On the international front, the Israeli prime minister has weathered scathing criticism of Israel's latest military operation in the Gaza Strip, which left more than 40 Palestinians dead and dozens of homes demolished in the Rafah refugee camp.
At home, a rebellion is gathering steam in Sharon's Likud Party by opponents of the planned withdrawal from Gaza and parts of the West Bank.
But Sharon is determined to press on. Just as his crossing of the Suez Canal turned the tables in the 1973 Yom Kippur War, Sharon hopes that Cabinet passage of his amended disengagement plan will disarm critics in his party and improve Israel's tarnished international standing.
The Israeli army's top brass hasn't been fully behind the plan, the confrontation with the Likud rebels could split the party and threaten Sharon's political career, and Sharon first will have to get the plan approved in the Cabinet, where opinion is split.
The decision last week to send Israeli troops into Rafah, in southern Gaza, came after reports that Iranian arms, including Katyusha rocket launchers and anti-tank weapons, were about to be smuggled into Gaza through underground tunnels leading from Egypt.
The army leadership has long argued that if Israel withdraws from Gaza, it would need to widen a strip along the Gaza-Egypt boundary, known as the Philadelphi route, and maintain a presence there to prevent future arms smuggling.
But international condemnation of Israel's destruction of Palestinian homes to find smuggling tunnels and widen the Philadelphi route, thereby making future tunneling virtually impossible, led to a revision of the military's thinking.
The generals realized they wouldn't be able to widen the Philadelphi route as much as they had planned, strengthening arguments against maintaining any Israeli military presence in Gaza.
Ironically, despite the international criticism and the Israeli and Palestinian casualties in Gaza, Sharon found himself in a political win-win situation.
If the army succeeded in establishing an efficient hold over the Philadelphi route, the army leadership then could back Sharon's disengagement plan. If it failed to do so because of international and domestic pressure, it would have to rethink its overall Gaza strategy in line with Sharon's longer-term evacuation plans.
The Likud challenge to Sharon is more serious. The main difference between Sharon's amended plan and the one Likud voters rejected in a May 2 referendum is that, under the new plan, withdrawal will be implemented in stages.
The idea is to evacuate the more vulnerable settlements first, proceeding from one stage to the next only after the government is satisfied that the previous stage has created a more favorable security situation.
Sharon's Likud opponents say that's only a cosmetic change from the original withdrawal plan, which party members resoundingly rejected.
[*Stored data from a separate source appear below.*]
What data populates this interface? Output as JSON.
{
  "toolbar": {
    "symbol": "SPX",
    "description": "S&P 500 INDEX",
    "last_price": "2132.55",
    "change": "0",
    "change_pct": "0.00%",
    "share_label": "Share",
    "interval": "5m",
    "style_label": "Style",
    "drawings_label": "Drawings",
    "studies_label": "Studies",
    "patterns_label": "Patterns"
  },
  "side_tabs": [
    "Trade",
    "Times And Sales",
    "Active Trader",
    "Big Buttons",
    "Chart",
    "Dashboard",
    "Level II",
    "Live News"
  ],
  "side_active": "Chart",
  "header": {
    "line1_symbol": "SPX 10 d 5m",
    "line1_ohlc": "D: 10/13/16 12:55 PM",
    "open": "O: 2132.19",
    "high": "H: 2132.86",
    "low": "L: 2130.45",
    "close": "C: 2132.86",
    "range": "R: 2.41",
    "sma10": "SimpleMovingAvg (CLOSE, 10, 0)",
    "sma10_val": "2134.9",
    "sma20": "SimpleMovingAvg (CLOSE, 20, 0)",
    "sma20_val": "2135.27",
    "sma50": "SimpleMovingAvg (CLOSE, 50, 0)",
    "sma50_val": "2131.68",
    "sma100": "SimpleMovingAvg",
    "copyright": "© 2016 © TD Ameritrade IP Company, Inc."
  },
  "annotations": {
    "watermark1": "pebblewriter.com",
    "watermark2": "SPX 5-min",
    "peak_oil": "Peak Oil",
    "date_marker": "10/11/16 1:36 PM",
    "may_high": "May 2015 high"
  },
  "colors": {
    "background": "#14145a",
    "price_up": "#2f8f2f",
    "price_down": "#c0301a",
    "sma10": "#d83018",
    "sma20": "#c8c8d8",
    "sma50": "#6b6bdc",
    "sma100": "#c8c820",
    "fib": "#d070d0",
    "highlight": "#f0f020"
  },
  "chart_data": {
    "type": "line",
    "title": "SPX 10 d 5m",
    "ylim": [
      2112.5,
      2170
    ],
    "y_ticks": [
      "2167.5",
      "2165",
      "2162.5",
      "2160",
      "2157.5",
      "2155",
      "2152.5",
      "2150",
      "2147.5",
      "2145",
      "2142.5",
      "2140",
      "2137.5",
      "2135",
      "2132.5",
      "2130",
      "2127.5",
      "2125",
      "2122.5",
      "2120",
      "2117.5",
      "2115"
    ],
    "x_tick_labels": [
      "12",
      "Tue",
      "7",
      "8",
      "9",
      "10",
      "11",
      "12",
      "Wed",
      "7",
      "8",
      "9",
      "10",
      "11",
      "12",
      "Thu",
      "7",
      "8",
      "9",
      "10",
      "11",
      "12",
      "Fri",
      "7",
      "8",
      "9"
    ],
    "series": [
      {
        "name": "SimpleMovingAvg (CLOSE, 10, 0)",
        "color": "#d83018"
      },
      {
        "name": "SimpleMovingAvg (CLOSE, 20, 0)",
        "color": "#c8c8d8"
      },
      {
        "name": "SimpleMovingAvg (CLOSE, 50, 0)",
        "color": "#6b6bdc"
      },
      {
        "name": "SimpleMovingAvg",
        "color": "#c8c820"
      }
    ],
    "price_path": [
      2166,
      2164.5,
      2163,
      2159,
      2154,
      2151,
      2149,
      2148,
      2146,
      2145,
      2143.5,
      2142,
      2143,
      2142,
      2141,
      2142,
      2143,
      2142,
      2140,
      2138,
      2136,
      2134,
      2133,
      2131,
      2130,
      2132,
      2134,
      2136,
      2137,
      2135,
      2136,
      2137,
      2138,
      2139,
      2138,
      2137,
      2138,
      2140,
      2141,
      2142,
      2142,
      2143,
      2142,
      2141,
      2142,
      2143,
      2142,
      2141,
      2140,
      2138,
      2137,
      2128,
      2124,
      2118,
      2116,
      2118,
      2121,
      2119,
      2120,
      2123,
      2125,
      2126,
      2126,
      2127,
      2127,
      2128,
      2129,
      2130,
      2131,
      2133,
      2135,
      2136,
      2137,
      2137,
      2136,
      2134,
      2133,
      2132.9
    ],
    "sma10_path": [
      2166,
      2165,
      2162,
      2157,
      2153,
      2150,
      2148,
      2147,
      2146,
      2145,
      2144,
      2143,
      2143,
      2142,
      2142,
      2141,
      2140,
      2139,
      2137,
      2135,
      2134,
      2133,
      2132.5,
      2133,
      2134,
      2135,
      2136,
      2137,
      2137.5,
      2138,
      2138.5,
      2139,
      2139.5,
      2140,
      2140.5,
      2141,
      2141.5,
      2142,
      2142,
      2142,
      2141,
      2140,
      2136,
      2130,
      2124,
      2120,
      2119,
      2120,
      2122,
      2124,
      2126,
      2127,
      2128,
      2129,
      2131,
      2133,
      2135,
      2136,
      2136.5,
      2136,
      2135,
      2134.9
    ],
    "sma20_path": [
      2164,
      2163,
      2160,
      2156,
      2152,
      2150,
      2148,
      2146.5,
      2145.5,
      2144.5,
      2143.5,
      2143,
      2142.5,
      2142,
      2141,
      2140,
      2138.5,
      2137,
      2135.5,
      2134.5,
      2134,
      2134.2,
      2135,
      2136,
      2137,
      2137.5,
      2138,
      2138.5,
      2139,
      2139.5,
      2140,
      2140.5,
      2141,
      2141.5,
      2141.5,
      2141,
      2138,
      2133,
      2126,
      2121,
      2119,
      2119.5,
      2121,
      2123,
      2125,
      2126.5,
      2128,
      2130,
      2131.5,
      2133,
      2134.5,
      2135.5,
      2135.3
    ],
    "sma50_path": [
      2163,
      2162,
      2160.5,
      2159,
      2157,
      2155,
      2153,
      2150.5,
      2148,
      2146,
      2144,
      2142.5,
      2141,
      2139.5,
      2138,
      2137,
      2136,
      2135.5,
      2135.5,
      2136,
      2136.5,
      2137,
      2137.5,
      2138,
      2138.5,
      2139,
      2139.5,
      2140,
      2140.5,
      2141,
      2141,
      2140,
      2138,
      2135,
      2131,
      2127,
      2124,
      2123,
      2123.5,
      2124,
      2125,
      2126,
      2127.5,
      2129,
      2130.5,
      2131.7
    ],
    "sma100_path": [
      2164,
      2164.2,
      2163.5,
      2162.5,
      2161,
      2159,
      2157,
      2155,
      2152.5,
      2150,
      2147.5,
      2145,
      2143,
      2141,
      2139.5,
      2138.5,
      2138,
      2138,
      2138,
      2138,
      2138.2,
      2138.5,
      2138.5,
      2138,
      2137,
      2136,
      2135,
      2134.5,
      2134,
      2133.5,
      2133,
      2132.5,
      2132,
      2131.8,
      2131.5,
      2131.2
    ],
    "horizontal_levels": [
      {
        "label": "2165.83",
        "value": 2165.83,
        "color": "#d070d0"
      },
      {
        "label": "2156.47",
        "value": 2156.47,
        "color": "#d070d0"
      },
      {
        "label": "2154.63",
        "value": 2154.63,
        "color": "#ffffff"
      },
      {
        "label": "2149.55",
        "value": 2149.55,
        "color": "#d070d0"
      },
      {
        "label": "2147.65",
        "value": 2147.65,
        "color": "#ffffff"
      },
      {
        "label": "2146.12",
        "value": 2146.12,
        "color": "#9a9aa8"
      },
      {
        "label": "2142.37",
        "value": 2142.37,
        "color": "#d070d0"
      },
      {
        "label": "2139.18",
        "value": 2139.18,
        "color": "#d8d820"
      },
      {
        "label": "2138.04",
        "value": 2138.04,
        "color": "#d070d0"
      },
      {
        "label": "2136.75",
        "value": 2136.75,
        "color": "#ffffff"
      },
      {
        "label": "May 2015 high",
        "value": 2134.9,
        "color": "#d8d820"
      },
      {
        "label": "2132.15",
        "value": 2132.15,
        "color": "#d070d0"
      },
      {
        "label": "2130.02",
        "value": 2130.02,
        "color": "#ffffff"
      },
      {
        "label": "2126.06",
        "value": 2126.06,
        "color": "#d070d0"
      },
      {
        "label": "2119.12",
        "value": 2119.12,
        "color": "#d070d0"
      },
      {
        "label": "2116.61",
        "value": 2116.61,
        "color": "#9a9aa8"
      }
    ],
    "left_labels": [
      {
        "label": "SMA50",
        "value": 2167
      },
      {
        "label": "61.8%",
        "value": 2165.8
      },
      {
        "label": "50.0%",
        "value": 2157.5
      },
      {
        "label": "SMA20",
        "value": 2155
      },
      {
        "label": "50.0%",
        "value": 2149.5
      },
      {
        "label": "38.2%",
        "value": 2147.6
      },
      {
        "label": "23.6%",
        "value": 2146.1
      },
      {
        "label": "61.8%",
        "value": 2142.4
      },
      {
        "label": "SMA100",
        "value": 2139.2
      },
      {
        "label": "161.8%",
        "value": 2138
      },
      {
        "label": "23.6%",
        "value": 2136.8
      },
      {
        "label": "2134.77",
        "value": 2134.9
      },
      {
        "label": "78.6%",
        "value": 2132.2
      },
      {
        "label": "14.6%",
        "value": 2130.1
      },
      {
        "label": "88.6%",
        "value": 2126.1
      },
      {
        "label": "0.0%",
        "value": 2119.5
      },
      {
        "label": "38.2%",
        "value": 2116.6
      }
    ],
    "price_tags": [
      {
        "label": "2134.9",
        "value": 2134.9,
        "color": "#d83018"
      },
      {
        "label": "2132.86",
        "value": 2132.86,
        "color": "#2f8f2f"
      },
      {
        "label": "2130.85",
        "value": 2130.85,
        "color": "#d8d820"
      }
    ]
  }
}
In proceeding, Sharon is in breach of party discipline, they argue.
This group claims to have the support of more than half of the 40 Likud legislators in the Knesset, and the group clearly poses a serious threat to Sharon.
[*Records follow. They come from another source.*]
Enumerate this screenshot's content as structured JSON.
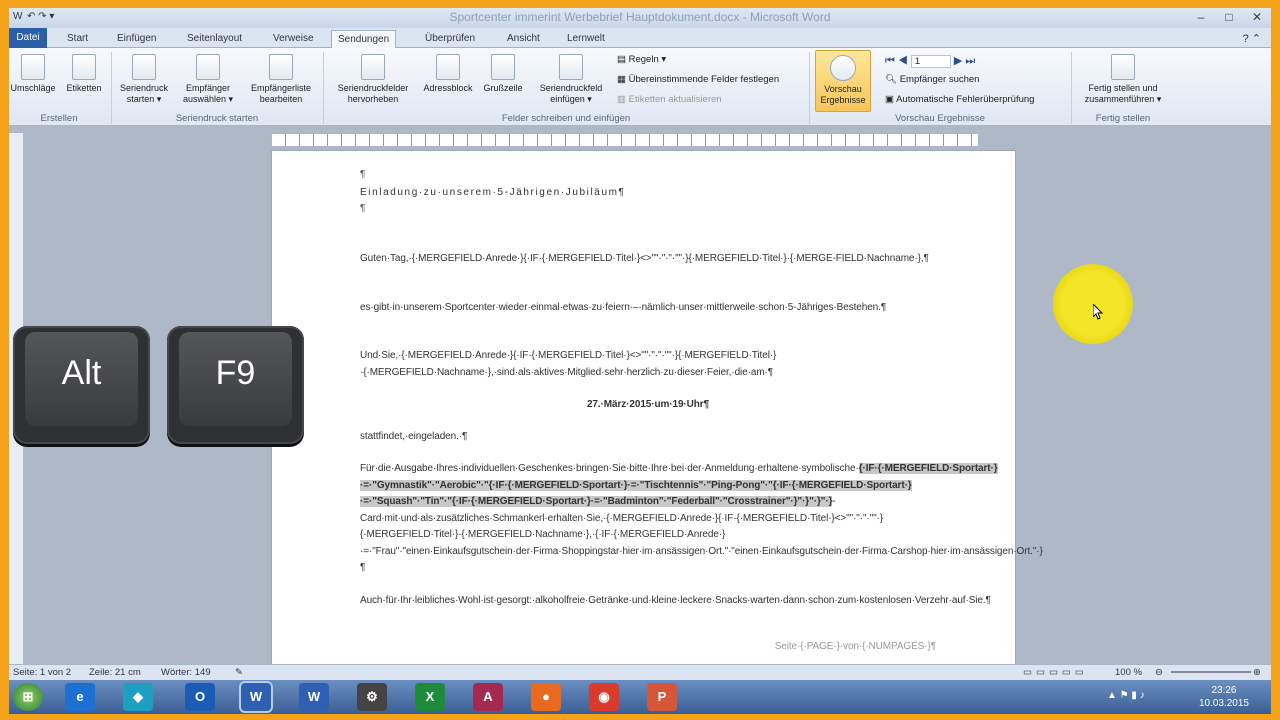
{
  "window": {
    "title": "Sportcenter immerint Werbebrief Hauptdokument.docx - Microsoft Word",
    "qat": "↶ ↷ ▾"
  },
  "tabs": [
    "Datei",
    "Start",
    "Einfügen",
    "Seitenlayout",
    "Verweise",
    "Sendungen",
    "Überprüfen",
    "Ansicht",
    "Lernwelt"
  ],
  "ribbon": {
    "umschlaege": "Umschläge",
    "etiketten": "Etiketten",
    "seriendruck_starten": "Seriendruck starten ▾",
    "empfaenger_auswaehlen": "Empfänger auswählen ▾",
    "empfaengerliste_bearbeiten": "Empfängerliste bearbeiten",
    "seriendruckfelder_hervorheben": "Seriendruckfelder hervorheben",
    "adressblock": "Adressblock",
    "grusszeile": "Grußzeile",
    "seriendruckfeld_einfuegen": "Seriendruckfeld einfügen ▾",
    "regeln": "Regeln ▾",
    "uebereinstimmende_felder": "Übereinstimmende Felder festlegen",
    "etiketten_aktualisieren": "Etiketten aktualisieren",
    "vorschau_ergebnisse": "Vorschau Ergebnisse",
    "record_number": "1",
    "empfaenger_suchen": "Empfänger suchen",
    "fehlerueberpruefung": "Automatische Fehlerüberprüfung",
    "fertig_stellen": "Fertig stellen und zusammenführen ▾",
    "group_erstellen": "Erstellen",
    "group_seriendruck_starten": "Seriendruck starten",
    "group_felder": "Felder schreiben und einfügen",
    "group_vorschau": "Vorschau Ergebnisse",
    "group_fertig": "Fertig stellen"
  },
  "document": {
    "p0": "¶",
    "p1": "Einladung·zu·unserem·5-Jährigen·Jubiläum¶",
    "p2": "¶",
    "p3": "Guten·Tag,·{·MERGEFIELD·Anrede·}{·IF·{·MERGEFIELD·Titel·}<>\"\"·\"·\"·\"\"·}{·MERGEFIELD·Titel·}·{·MERGE-FIELD·Nachname·},¶",
    "p4": "es·gibt·in·unserem·Sportcenter·wieder·einmal·etwas·zu·feiern·–·nämlich·unser·mittlerweile·schon·5-Jähriges·Bestehen.¶",
    "p5": "Und·Sie,·{·MERGEFIELD·Anrede·}{·IF·{·MERGEFIELD·Titel·}<>\"\"·\"·\"·\"\"·}{·MERGEFIELD·Titel·}·{·MERGEFIELD·Nachname·},·sind·als·aktives·Mitglied·sehr·herzlich·zu·dieser·Feier,·die·am·¶",
    "p6": "27.·März·2015·um·19·Uhr¶",
    "p7": "stattfindet,·eingeladen.·¶",
    "p8a": "Für·die·Ausgabe·Ihres·individuellen·Geschenkes·bringen·Sie·bitte·Ihre·bei·der·Anmeldung·erhaltene·symbolische·",
    "p8b": "{·IF·{·MERGEFIELD·Sportart·}·=·\"Gymnastik\"·\"Aerobic\"·\"{·IF·{·MERGEFIELD·Sportart·}·=·\"Tischtennis\"·\"Ping-Pong\"·\"{·IF·{·MERGEFIELD·Sportart·}·=·\"Squash\"·\"Tin\"·\"{·IF·{·MERGEFIELD·Sportart·}·=·\"Badminton\"·\"Federball\"·\"Crosstrainer\"·}\"·}\"·}\"·}",
    "p8c": "-Card·mit·und·als·zusätzliches·Schmankerl·erhalten·Sie,·{·MERGEFIELD·Anrede·}{·IF·{·MERGEFIELD·Titel·}<>\"\"·\"·\"·\"\"·}{·MERGEFIELD·Titel·}·{·MERGEFIELD·Nachname·},·{·IF·{·MERGEFIELD·Anrede·}·=·\"Frau\"·\"einen·Einkaufsgutschein·der·Firma·Shoppingstar·hier·im·ansässigen·Ort.\"·\"einen·Einkaufsgutschein·der·Firma·Carshop·hier·im·ansässigen·Ort.\"·}¶",
    "p9": "Auch·für·Ihr·leibliches·Wohl·ist·gesorgt:·alkoholfreie·Getränke·und·kleine·leckere·Snacks·warten·dann·schon·zum·kostenlosen·Verzehr·auf·Sie.¶",
    "footer": "Seite·{·PAGE·}·von·{·NUMPAGES·}¶"
  },
  "status": {
    "page": "Seite: 1 von 2",
    "zeile": "Zeile: 21 cm",
    "words": "Wörter: 149",
    "zoom": "100 %"
  },
  "taskbar": {
    "time": "23:26",
    "date": "10.03.2015"
  },
  "overlay": {
    "key1": "Alt",
    "key2": "F9"
  },
  "colors": {
    "frame": "#f5a21b",
    "file_tab": "#2c5fa8",
    "highlight_button": "#f7c65a",
    "cursor_highlight": "#f2e626"
  }
}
The first major battle will come next Sunday, when Sharon submits his amended plan to the Cabinet. Of the 23 ministers, 11 support the new plan, 11 are opposed and one, Foreign Minister Silvan Shalom, is the potential tiebreaker.
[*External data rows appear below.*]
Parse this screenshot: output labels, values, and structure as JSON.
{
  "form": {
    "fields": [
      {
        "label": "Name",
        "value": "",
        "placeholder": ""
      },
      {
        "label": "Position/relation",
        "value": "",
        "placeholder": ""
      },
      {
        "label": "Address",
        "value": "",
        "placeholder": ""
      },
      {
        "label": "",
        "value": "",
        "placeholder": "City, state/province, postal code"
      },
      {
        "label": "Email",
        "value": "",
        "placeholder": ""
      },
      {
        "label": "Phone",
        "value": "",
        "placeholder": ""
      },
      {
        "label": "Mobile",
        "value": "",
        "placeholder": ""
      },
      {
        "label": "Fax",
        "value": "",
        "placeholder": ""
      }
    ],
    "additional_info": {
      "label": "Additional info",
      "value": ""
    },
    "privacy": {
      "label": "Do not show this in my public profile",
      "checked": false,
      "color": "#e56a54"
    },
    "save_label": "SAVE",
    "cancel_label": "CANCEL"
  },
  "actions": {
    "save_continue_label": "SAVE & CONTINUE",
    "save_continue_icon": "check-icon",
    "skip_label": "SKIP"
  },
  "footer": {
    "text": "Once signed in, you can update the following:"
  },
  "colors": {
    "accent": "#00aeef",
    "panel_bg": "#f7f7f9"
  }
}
One way or another, a determined Sharon likely will push at least part of his plan through the Cabinet. Then he will have a party rebellion on his hands, the size of which will depend on whether leading figures like Finance Minister Benjamin Netanyahu join it.
Sharon's hopes of political survival could depend on whether he is able to forge a political alliance with Labor. Labor could join with Likud in a coalition that pushes the disengagement plan through the Knesset. Sharon also could form an electoral alliance with Labor and Shinui by running on a disengagement ticket in new elections that would be seen as a sort of national referendum on withdrawal.
But there's yet another wrinkle for the beleaguered prime minister: Aside from all the political maneuvering, Sharon must survive a legal battle against corruption charges.
Attorney General Menachem Mazuz is due to rule within the next few weeks on whether or not to indict Sharon. An indictment almost certainly would end his career, while a decision not to indict would enable Sharon to survive yet another day -- and face the political battle of his life.